Tuesday, May 25, 2010

"God is love" as primary?

There seems to be a common assumption in an awful lot of modern theology that the primary truth about God is that he is love. "God is love" is at least Biblical as a statement (1 John 4:8, 16), and there's a lot of important stuff that can be said about the Trinity from that statement.

But of course, people often load the word "love" with a lot of baggage it wasn't meant to carry, and interpret "God is love" in a way that contradicts large chunks of the rest of the Bible.

But why should "God is love" be primary at all? Why not "God is light; in him there is no darkness at all." (1 John 1:5). After all, it's in the same book. But I don't think either "God is love" or "God is light" is the number one candidate for a three word description beginning "God is...". Nor is "Truth", "Life" or "Wisdom", though there may be something to be said for each of those.

I think there are two possibilities much stronger than either. After all, we're never told that "God is love, love, love", but we are told that he is "holy, holy, holy." Actually, we're told that as many times as we are told that God is love (Isaiah 6:3, Rev 4:8), and we're told that God is holy quite a lot more (Lev 11:44, Lev 11:45; Josh 24:19; 1 Sam 6:20; Ps 22:3; 99:9; Isaiah 5:16; 1 Pe 1:16 for starters). So I'd say "God is holy" is much closer to being his primary attribute that "God is love" on the basis of the Biblical evidence.

The other possibility of course is "God is Jesus".

Now imagine what modern theology would be like if we started with the truth that God is holy rather than the truth that he is love.

8 comments:

bcg said...

I think it was John Stott who said that the best summary of what God is like (apart from Jesus!) is 'holy love', which qualifies both: he is neither holy in the 'holier than thou' sense, nor is he love in the 'warm and fuzzy' sense.

John said...

Yes - I agree that "holy love" is much better than just "love" when taken as a description in isolation.

But to use a distinction I don't wholly agree with, I think that in terms of the way that we experience God, holiness should be primary rather than love. The sense in which God is love is primarily in relation with himself (ok, his other selves); his holiness is primary in relation with the rest of the universe.

Anonymous said...

I think I'd want to suggest that neither love nor holiness is primary. God must be both perfectly loving and perfectly holy or he's not really God.
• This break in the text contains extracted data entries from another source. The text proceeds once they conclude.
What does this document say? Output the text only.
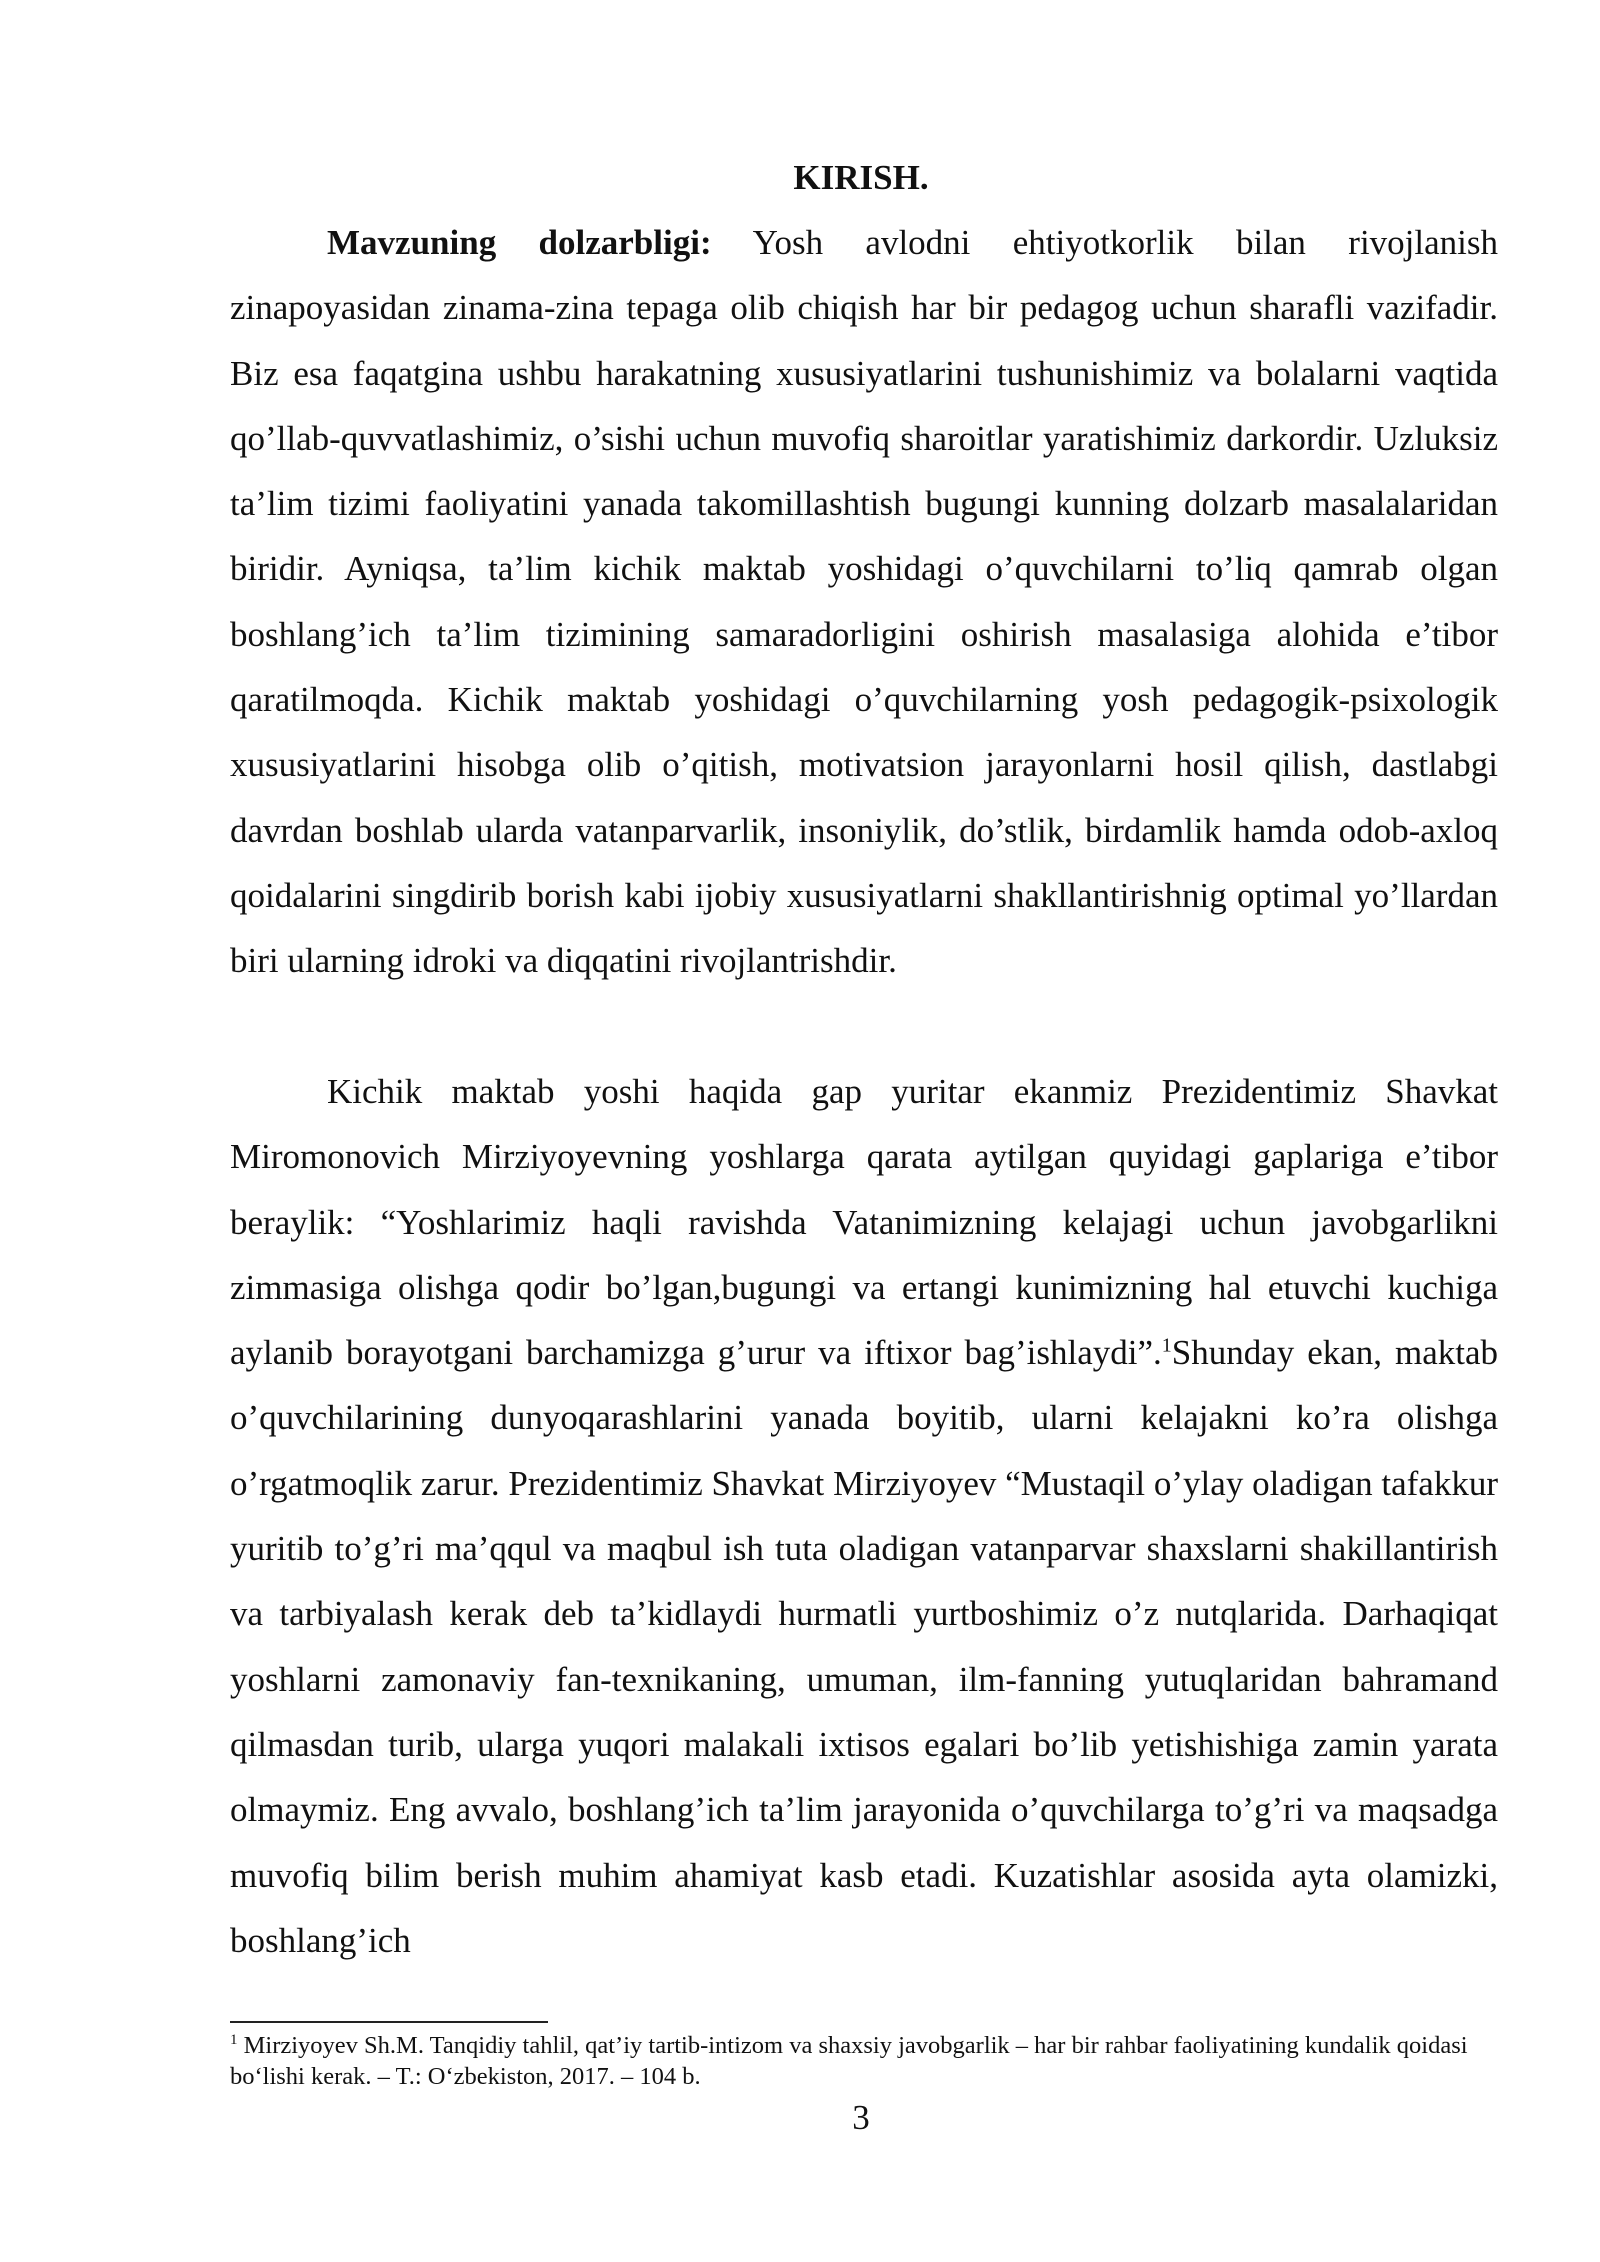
KIRISH.

Mavzuning dolzarbligi: Yosh avlodni ehtiyotkorlik bilan rivojlanish zinapoyasidan zinama-zina tepaga olib chiqish har bir pedagog uchun sharafli vazifadir. Biz esa faqatgina ushbu harakatning xususiyatlarini tushunishimiz va bolalarni vaqtida qo’llab-quvvatlashimiz, o’sishi uchun muvofiq sharoitlar yaratishimiz darkordir. Uzluksiz ta’lim tizimi faoliyatini yanada takomillashtish bugungi kunning dolzarb masalalaridan biridir. Ayniqsa, ta’lim kichik maktab yoshidagi o’quvchilarni to’liq qamrab olgan boshlang’ich ta’lim tizimining samaradorligini oshirish masalasiga alohida e’tibor qaratilmoqda. Kichik maktab yoshidagi o’quvchilarning yosh pedagogik-psixologik xususiyatlarini hisobga olib o’qitish, motivatsion jarayonlarni hosil qilish, dastlabgi davrdan boshlab ularda vatanparvarlik, insoniylik, do’stlik, birdamlik hamda odob-axloq qoidalarini singdirib borish kabi ijobiy xususiyatlarni shakllantirishnig optimal yo’llardan biri ularning idroki va diqqatini rivojlantrishdir.

Kichik maktab yoshi haqida gap yuritar ekanmiz Prezidentimiz Shavkat Miromonovich Mirziyoyevning yoshlarga qarata aytilgan quyidagi gaplariga e’tibor beraylik: “Yoshlarimiz haqli ravishda Vatanimizning kelajagi uchun javobgarlikni zimmasiga olishga qodir bo’lgan,bugungi va ertangi kunimizning hal etuvchi kuchiga aylanib borayotgani barchamizga g’urur va iftixor bag’ishlaydi”.$^1$Shunday ekan, maktab o’quvchilarining dunyoqarashlarini yanada boyitib, ularni kelajakni ko’ra olishga o’rgatmoqlik zarur. Prezidentimiz Shavkat Mirziyoyev “Mustaqil o’ylay oladigan tafakkur yuritib to’g’ri ma’qqul va maqbul ish tuta oladigan vatanparvar shaxslarni shakillantirish va tarbiyalash kerak deb ta’kidlaydi hurmatli yurtboshimiz o’z nutqlarida. Darhaqiqat yoshlarni zamonaviy fan-texnikaning, umuman, ilm-fanning yutuqlaridan bahramand qilmasdan turib, ularga yuqori malakali ixtisos egalari bo’lib yetishishiga zamin yarata olmaymiz. Eng avvalo, boshlang’ich ta’lim jarayonida o’quvchilarga to’g’ri va maqsadga muvofiq bilim berish muhim ahamiyat kasb etadi. Kuzatishlar asosida ayta olamizki, boshlang’ich

$^1$ Mirziyoyev Sh.M. Tanqidiy tahlil, qat’iy tartib-intizom va shaxsiy javobgarlik – har bir rahbar faoliyatining kundalik qoidasi bo‘lishi kerak. – T.: O‘zbekiston, 2017. – 104 b.

3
Holding on to love or holiness alone or emphasising one over the other leads to error. If God is primarily holy why didn't he just punish us for our sins instead of paying the price himself? If God is primarily loving rather than holy then why didn't he just let us off? But if God is both perfectly holy and perfectly loving then we have a situation where our sin required the price of a perfect sacrifice to satisfy our offence against his perfect holiness, and because he loved us, he was happy to provide that sacrifice for us.
Or am I missing something as usual?

John said...

Hmmm... We're probably disagreeing over what primary means. I agree that we can only fully understand God's holiness when we understand his love and vice versa.

John said...

Lydia of course suggests "God is God", which I think is remarkably profound...

alienfromzog said...

Hey Custardy,

I think it true to claim that 'God is love' does have some kind of primacy because it is a noun whereas the other attributes are adjectives - God is describe as Holy no Holiness, as Almighty not almight.

Moreover, the nature of God - in perfect relationship in the trinity along with the nature of human beings made in the likeness of God I think is primarily about relationship. Relationship with God, relationship which each other.

Where I think we run into trouble is in a very poor understanding of what love is.

I think we have a very small view of love.

John said...

alienfromzog - "God is light, in him there is no darkness at all"?

I agree in terms of the primacy of love for our understanding of the Trinity...

alienfromzog said...

Sorry for slow reply.

I see what you mean Custard, but I think when John writes 'God is light and in him there is no darkness.' It's not literal in the sense of 'God is love.' (If a non-physical concept can be called literal... but you see what I mean)

God is light, in him is no darkness is a poetic and quite profound comment on God's holiness.

Which again brings me back to my original point.